その質問に対して、上司から返ってきたのは、おおよそ次のような答えでした。
「現場から離れてほしいわけではない」
「これまでの技術経験を、個別の案件だけでなく、もっと広い範囲の判断に使ってほしい」
その言葉を聞いて、私の中で管理職の見え方が変わりました。
自分でコードを書いたり、すべての不具合を直接調べたりする時間は減るでしょう。でも、どの案件に人を配置するか、どのリスクを先に潰すか、どの技術へ投資するかを決める場面で、これまでの経験を使えます。
技術を捨てるのではなく、使う場所が変わる。
そう考えられたことが、
最後に昇進を受け入れた大きな理由でした。
もう一つ、上司の言葉から感じたのは、会社が求めていたのは「管理職らしい人間になること」ではなく、私が現場で身につけた判断を組織へ広げることだった、という点です。それなら、自分らしさをすべて変える必要はないかもしれません。
昇進を受け入れたのは、不安が消えたからではなく、自分の経験を何に使う役割なのかが分かったからです。
数年間迷った時間も無駄ではありませんでした。すぐに受けていたら、肩書きに自分を合わせようとして、必要以上に無理をしていたかもしれません。
何を失いたくないのかを考え、その点を上司へ直接確認した。だからこそ、納得して役職を引き受けられました。
役職に就いても守ったこと
役職に就いたあと、技術に直接触れる時間は以前より減りました。それでも、現場で何が起きているのか分からない管理職にはなりたくないと思っていました。
そのため、重大な技術判断や、過去のトラブルと似た危険がある案件については、資料や報告だけで済ませず、担当者の話を直接聞くようにしました。
ただし、自分が細かな作業まで引き取るのではありません。私が守ろうとしたのは、「自分で手を動かし続けること」ではなく、現場の難しさを理解したうえで判断することでした。
管理職になってから気づいたのは、技術経験は、コードを書く以外にも使えるということです。
・無理な納期を見抜くこと、
・危険な設計を早めに止めること、
・現場の説明を上層部へ伝わる形に直すこと。
そうした場面でも、技術者としての経験は役立ちました。
現場を離れることが不安な人は、「今までと同じ仕事を続けられるか」だけでなく、「その経験を別の形で使えるか」を確認してみてもよいと思います。
まとめ
昇進を断ることは、必ずしも逃げだとは限りません。大切なのは、何が不安なのかを曖昧にしないことだと思います。
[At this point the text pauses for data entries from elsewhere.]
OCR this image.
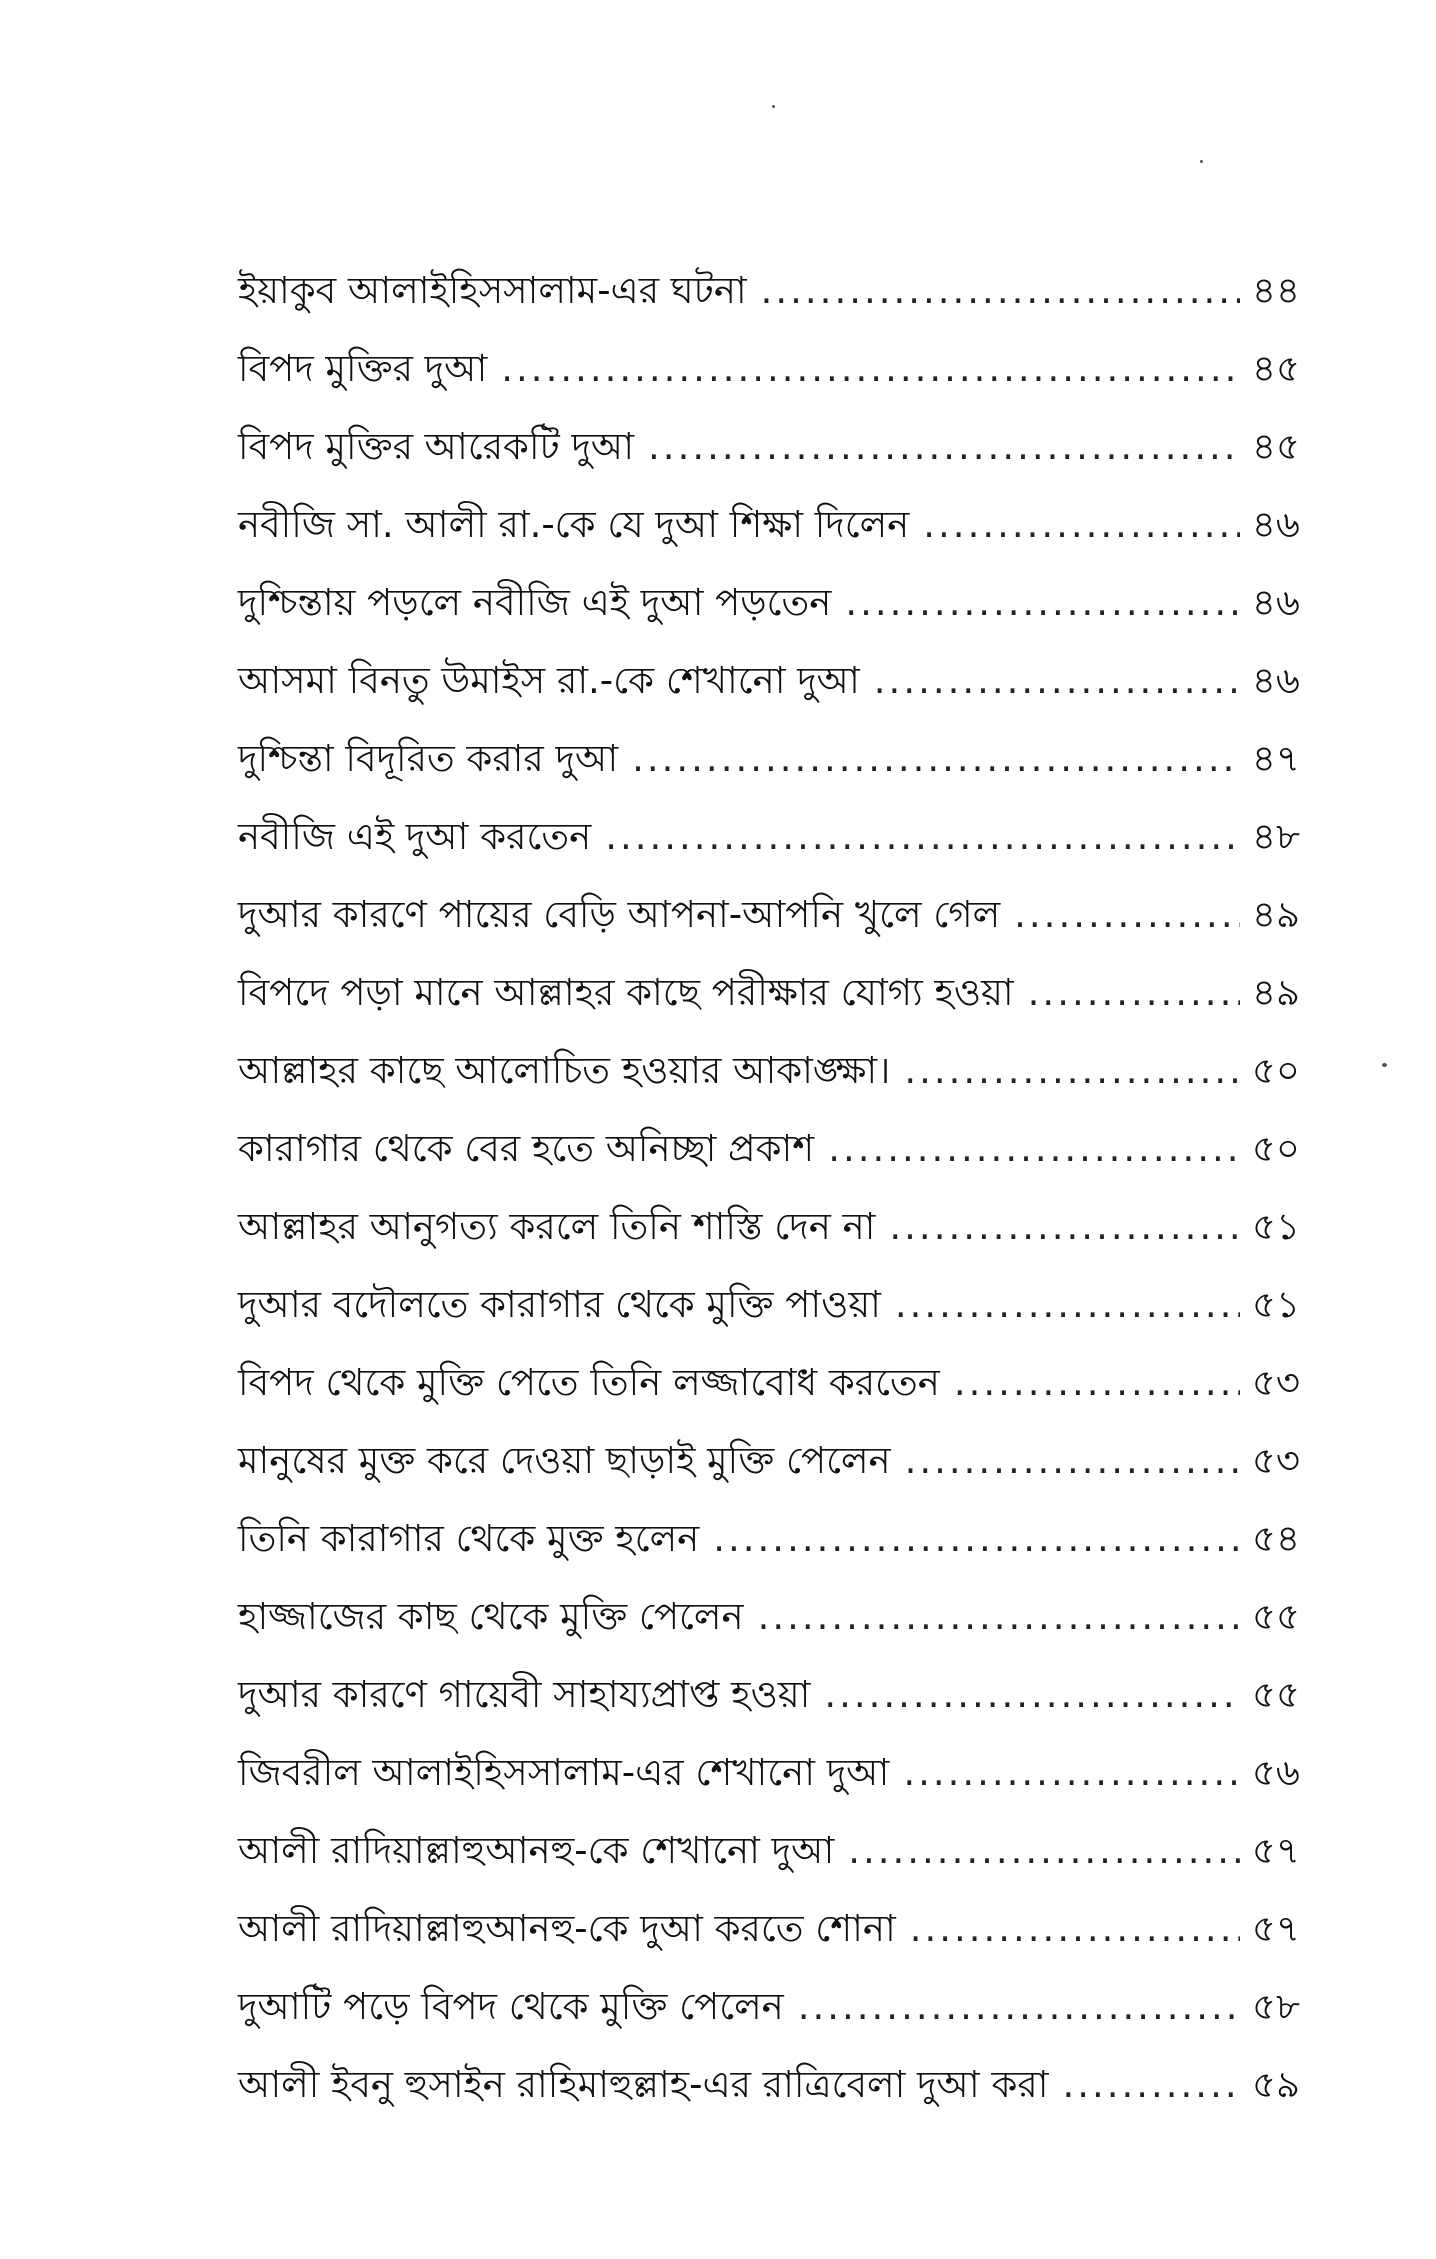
ইয়াকুব আলাইহিসসালাম-এর ঘটনা .....	৪৪
বিপদ মুক্তির দুআ .....	৪৫
বিপদ মুক্তির আরেকটি দুআ .....	৪৫
নবীজি সা. আলী রা.-কে যে দুআ শিক্ষা দিলেন .....	৪৬
দুশ্চিন্তায় পড়লে নবীজি এই দুআ পড়তেন .....	৪৬
আসমা বিনতু উমাইস রা.-কে শেখানো দুআ .....	৪৬
দুশ্চিন্তা বিদূরিত করার দুআ .....	৪৭
নবীজি এই দুআ করতেন .....	৪৮
দুআর কারণে পায়ের বেড়ি আপনা-আপনি খুলে গেল .....	৪৯
বিপদে পড়া মানে আল্লাহর কাছে পরীক্ষার যোগ্য হওয়া .....	৪৯
আল্লাহর কাছে আলোচিত হওয়ার আকাঙ্ক্ষা। .....	৫০
কারাগার থেকে বের হতে অনিচ্ছা প্রকাশ .....	৫০
আল্লাহর আনুগত্য করলে তিনি শাস্তি দেন না .....	৫১
দুআর বদৌলতে কারাগার থেকে মুক্তি পাওয়া .....	৫১
বিপদ থেকে মুক্তি পেতে তিনি লজ্জাবোধ করতেন .....	৫৩
মানুষের মুক্ত করে দেওয়া ছাড়াই মুক্তি পেলেন .....	৫৩
তিনি কারাগার থেকে মুক্ত হলেন .....	৫৪
হাজ্জাজের কাছ থেকে মুক্তি পেলেন .....	৫৫
দুআর কারণে গায়েবী সাহায্যপ্রাপ্ত হওয়া .....	৫৫
জিবরীল আলাইহিসসালাম-এর শেখানো দুআ .....	৫৬
আলী রাদিয়াল্লাহুআনহু-কে শেখানো দুআ .....	৫৭
আলী রাদিয়াল্লাহুআনহু-কে দুআ করতে শোনা .....	৫৭
দুআটি পড়ে বিপদ থেকে মুক্তি পেলেন .....	৫৮
আলী ইবনু হুসাইন রাহিমাহুল্লাহ-এর রাত্রিবেলা দুআ করা .....	৫৯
責任が増えることなのか、現場を離れることなのか、裁量がないまま仕事だけ増えることなのか。理由によって、確認すべき内容は変わります。
私の場合は、上司へ「役職後も技術判断に関われるのか」を確認し、技術を捨てるのではなく、より広い範囲で使う役割だと分かったことで決断できました。
昇進を受けるか断るかだけでなく、その立場で何を任され、自分の経験を何に使えるのか。そこまで確かめることが、後悔を減らす判断につながると思います。